Weakening Naira blamed for record inflation
LAGOS, (CAJ News) – CALLS to devalue the Naira are set to heighten again following Nigeria’s inflation rate soaring to a four-time high.
The rise comes on the back of the weakening currency.
Inflation has risen to 11,4 percent in February from 9,6 percent a month earlier, representing the first time it has breached the double digit threshold since 2012.
The main driver behind the move is the weakening of the naira against the dollar on the parallel market. The unofficial rate recently reached the 400 mark against the greenback largely due to foreign exchange restrictions.
This has effectively increased the cost of imported goods.
As a result, food inflation has increased by 11,4 percent in February compared to 10,6 percent in January.

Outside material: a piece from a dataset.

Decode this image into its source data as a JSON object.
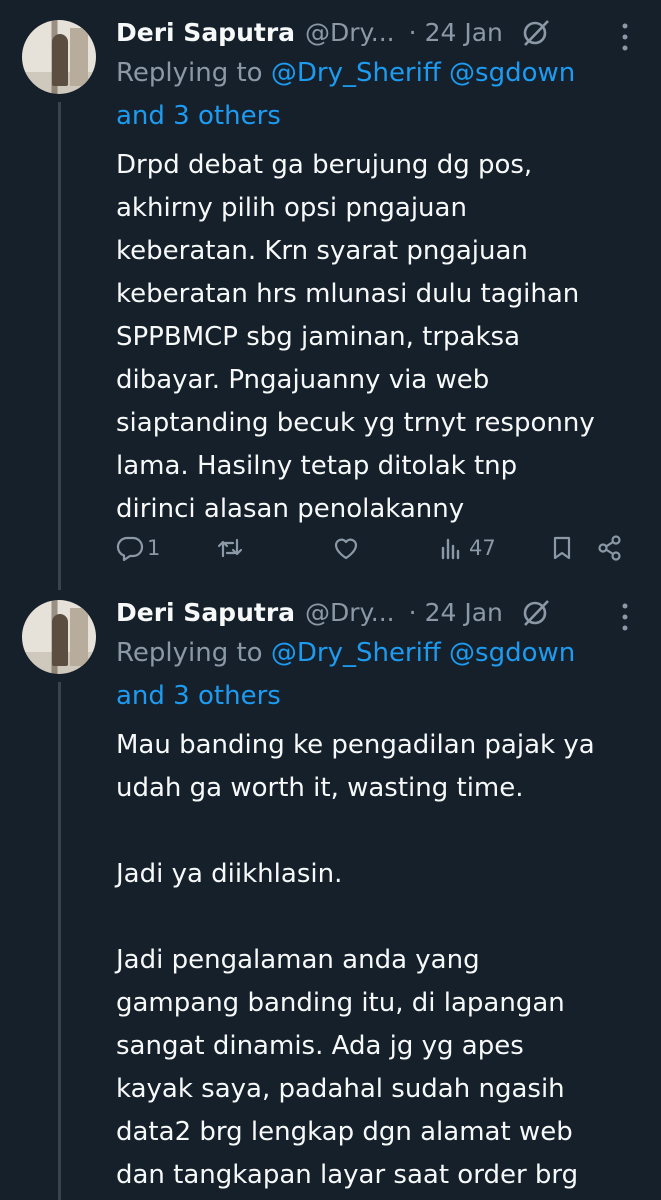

Rand Merchant Bank (RMB) said the combination of falling oil prices and foreign currency exchange restrictions continued to skew the inflation momentum to the upside, which had breached the upper band of the Central Bank of Nigeria inflation target range of 6 percent to 9 percent since May last year.
“The inflation reaction function will continue to be determined by the parallel market naira rate which has been extremely volatile,” RMB said.
Thus, the bank said all eyes turn to next week’s Monetary Policy Committe meeting for further clarity on measures to combat inflation directly or hints towards devaluation of the currency.
However, First Bank of Nigeria noted the opposition of the CBN and the MPC to devaluation was partly based on the impact upon inflation.
“They have resisted the adjustment to the exchange rate, and headline inflation has still accelerated,” FBN stated.
FBN argued if they had devalued, inflation would also have picked up to reflect the new rate.
“The challenge for policymakers is that acute fx shortages have fed into inflation and would not be transformed by a devaluation. The gap between fx supply and demand has grown too large,” FBN stated.